The British merchant-ship Blanche, sailing between the Mexican port of Matamoras and Havannah, and carrying a cargo of cotton, was espied and pursued near the latter port by Captain Hunter, in command of the Federal gun-boat Montgomery. Instead of waiting for her the Blanche endeavoured to escape. The Montgomery ran her ashore six miles north of Moro Castle. The Alcalde, who had watched her movements from the shore, went on board the Blanche and hoisted the Spanish flag as a sign that she was under the protection of the Spanish Government. At the same time Captain Hunter, of the Montgomery, ordered two boats with armed men to board the Blanche and take possession of her. Against these proceedings the Alcalde and the captain of the Blanche protested. A quarrel ensued, in which the officer of the Montgomery slapped the Spanish official in the face, and with the aid of his men drove him and his three companions ashore. They then set fire to the ship and carried away the Cuban pilot of the Blanche. When the Spanish Governor at Havannah received the account of the affair, orders were given to a Spanish frigate to sail forthwith and capture the offending gun-boat. But the Montgomery had disappeared. Mr. Tenara, the Spanish Minister at Washington, has laid the matter before Mr. Seward. The result has been that the Federal Secretary of the Navy has published his letter of instructions to the naval officers, which goes to show that Captain Hunter acted solely on his own responsibility.
Yellow fever continues to rage in Wilmington, North Carolina. Coffins could not be obtained as fast as the citizens die.
The Confederate Congress had adjourned to Nov. 13.
The British steamer Rinaldo arrived at New Orleans on the 8th ult.
The superintendent of a plantation near New Orleans has been killed by negroes. The Federal military were called out and the insurrection quelled after several of the negroes were killed.
Richmond papers reported the presence there of John Mitchel, the Irish exile, two of whose sons were in the Confederate army.
A Confederate ram has been launched at Charleston.
Federal officers have been appointed to report to the State department any cases of aliens actually draughted into military service, and who claim exemption.
There have been further disturbances among the Irish miners in Pennsylvania, with a view of resisting the conscription.
The stockbrokers' committee has reported that Government desire that gold speculation should not be fostered in the Stock Exchange.

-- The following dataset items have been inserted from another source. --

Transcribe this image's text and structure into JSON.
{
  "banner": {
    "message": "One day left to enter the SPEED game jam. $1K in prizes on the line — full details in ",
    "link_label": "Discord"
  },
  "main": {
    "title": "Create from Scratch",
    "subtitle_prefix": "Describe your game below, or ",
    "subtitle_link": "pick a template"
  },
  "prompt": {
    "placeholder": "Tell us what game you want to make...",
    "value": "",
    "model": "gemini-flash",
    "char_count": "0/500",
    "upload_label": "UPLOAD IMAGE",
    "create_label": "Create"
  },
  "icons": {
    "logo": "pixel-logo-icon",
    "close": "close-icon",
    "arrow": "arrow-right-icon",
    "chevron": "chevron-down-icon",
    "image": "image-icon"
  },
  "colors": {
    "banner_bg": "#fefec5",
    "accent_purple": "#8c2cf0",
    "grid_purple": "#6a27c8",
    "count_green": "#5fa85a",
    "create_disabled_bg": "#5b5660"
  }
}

Gold was at 31 premium.
A scarcity of labouring-men was being experienced at New York, and the necessity of immigration had been urged by the Chamber of Commerce.
Mr. Gladstone's Newcastle speech was regarded as unfriendly in New York.
The hostility of the Democratic leaders and party to the emancipation policy of the President grows in strength.
The Great Eastern still remains at New York. It has been considered advisable to make a thorough examination of her bottom before sending her to sea. No date has been fixed for departure.